Partitions are the fundamental unit within Kafka where data lives. Every topic is split into one or more partitions. These partitions are represented internally as logs and messages always make their way to one partition (log). Each partition is replicated and has one leader at any point in time.

Faust uses the notion of a partition to maintain order amongst messages and as a way to split the processing of data to increase throughput. A Faust application uses the notion of a “key” to make sure that messages that should appear together and be processed on the same box do end up on the same box.

Fault Tolerance

Every partition is replicated with the total copies represented by the In Sync Replicas (ISR). Every ISR is a candidate to take over as the new leader should the current leader fail. The maximum number of faulty Kafka brokers that can be tolerated is the number of ISR - 1. I.e., if every partition has three replicas, all fault tolerance guarantees hold as long as at least one replica is functional

Faust has the same guarantees that Kafka offers with regards to fault tolerance of the data.

Distribution of load/work

For every partition, all reads and writes are routed to the leader of that partition. For a specific topic, the load is as distributed as the number of partitions. Note: Since the partition is the lowest degree of parallel processing of messages, the number of partitions control how much many parallel instances of the consumers can operate on messages.

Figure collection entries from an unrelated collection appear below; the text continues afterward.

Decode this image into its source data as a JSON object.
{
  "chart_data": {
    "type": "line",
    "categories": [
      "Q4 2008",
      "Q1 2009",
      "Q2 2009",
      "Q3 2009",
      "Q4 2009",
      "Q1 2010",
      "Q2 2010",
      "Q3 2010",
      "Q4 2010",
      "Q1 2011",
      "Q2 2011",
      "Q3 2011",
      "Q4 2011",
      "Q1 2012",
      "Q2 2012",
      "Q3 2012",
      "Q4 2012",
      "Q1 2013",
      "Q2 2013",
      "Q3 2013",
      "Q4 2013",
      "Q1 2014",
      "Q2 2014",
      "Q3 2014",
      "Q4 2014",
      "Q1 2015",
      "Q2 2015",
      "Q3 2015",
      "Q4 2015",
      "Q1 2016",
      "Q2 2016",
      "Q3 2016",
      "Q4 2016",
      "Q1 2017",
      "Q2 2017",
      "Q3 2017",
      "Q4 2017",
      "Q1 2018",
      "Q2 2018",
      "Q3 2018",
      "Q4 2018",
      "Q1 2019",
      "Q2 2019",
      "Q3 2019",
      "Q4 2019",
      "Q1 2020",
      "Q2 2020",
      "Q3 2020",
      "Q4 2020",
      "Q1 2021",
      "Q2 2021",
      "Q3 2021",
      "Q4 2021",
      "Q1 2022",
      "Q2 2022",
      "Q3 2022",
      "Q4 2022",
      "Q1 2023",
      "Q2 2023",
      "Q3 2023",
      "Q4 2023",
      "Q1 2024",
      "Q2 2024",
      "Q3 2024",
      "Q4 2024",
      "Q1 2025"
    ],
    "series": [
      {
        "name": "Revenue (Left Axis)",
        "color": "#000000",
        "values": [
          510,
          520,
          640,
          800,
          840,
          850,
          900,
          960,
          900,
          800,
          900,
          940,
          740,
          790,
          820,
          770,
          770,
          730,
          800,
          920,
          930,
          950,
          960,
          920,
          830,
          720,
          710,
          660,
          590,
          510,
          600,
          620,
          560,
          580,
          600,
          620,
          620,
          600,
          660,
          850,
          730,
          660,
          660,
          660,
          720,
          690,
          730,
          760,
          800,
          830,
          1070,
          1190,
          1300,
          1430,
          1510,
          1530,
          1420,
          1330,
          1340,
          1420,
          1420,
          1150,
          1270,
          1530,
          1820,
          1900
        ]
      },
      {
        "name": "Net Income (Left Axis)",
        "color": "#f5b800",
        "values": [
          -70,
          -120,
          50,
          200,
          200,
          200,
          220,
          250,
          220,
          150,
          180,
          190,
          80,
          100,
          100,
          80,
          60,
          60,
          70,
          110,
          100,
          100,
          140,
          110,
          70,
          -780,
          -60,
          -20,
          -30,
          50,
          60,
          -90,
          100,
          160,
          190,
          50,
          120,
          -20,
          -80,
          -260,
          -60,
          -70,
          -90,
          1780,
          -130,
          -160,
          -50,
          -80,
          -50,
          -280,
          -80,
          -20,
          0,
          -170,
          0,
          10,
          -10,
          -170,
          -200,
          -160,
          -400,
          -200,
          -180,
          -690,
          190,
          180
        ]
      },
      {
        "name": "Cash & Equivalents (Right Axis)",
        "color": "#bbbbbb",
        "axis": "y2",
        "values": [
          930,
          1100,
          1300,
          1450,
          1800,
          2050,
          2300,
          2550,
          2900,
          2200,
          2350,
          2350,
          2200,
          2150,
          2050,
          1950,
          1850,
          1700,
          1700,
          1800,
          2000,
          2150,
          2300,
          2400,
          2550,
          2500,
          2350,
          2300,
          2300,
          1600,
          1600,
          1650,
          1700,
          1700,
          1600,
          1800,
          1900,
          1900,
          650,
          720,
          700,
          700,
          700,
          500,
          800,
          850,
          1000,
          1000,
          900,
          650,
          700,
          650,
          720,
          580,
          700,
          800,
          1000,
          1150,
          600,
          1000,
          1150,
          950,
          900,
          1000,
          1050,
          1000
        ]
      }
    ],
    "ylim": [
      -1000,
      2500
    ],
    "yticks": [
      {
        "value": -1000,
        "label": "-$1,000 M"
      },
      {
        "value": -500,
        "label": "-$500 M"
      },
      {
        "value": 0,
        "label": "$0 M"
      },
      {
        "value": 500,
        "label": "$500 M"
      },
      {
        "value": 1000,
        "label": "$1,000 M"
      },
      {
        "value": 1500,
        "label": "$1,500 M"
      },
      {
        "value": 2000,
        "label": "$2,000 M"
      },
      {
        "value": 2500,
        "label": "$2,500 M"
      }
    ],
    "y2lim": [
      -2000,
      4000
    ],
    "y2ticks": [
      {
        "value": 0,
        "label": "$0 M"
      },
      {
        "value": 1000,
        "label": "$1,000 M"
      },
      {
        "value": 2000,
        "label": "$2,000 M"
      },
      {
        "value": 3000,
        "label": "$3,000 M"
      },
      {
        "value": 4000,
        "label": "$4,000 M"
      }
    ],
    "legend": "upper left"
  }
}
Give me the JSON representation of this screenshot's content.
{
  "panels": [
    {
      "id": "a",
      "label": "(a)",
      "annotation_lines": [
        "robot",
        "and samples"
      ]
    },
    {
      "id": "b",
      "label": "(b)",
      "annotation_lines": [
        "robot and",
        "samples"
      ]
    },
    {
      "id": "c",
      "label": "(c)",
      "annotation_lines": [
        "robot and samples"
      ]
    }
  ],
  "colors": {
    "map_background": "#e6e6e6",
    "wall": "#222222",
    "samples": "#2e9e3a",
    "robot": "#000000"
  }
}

Faust uses parallel consumers and therefore is also limited by the number of partitions to dictate how many concurrent Faust application instances can run to distribute work. Extra Faust application instances beyond the source topic partition count will be idle and not improve message processing rates.

Offsets

For every <topic, partition> combination Kafka keeps track of the offset of messages in the log to know where new messages should be appended. On a consumer level, offsets are maintained at the <group, topic, partition> level for consumers to know where to continue consuming for a given “group”. The group acts as a namespace for consumers to register when multiple consumers want to share the load on a single topic.

Kafka maintains processing guarantees of at least once by committing offsets after message consumption. Once an offset has been committed at the consumer level, the message at that offset for the <group, topic, partition> will not be reread.

Faust uses the notion of a group to maintain a namespace within an app. Faust commits offsets after when a message is processed through all of its operations. Faust allows a configurable commit interval which makes sure that all messages that have been processed completely since the last interval will be committed.

Log Compaction

Log compaction is methodology Kafka uses to make sure that as data for a key changes it doesn’t affect the size of the log such that every state change is maintained for all time. Only the most recent value is guaranteed to be available. Periodic compaction removes all values for a key except the last one.

Tables in Faust use log compaction to ensure table state can be recovered without a large space overhead.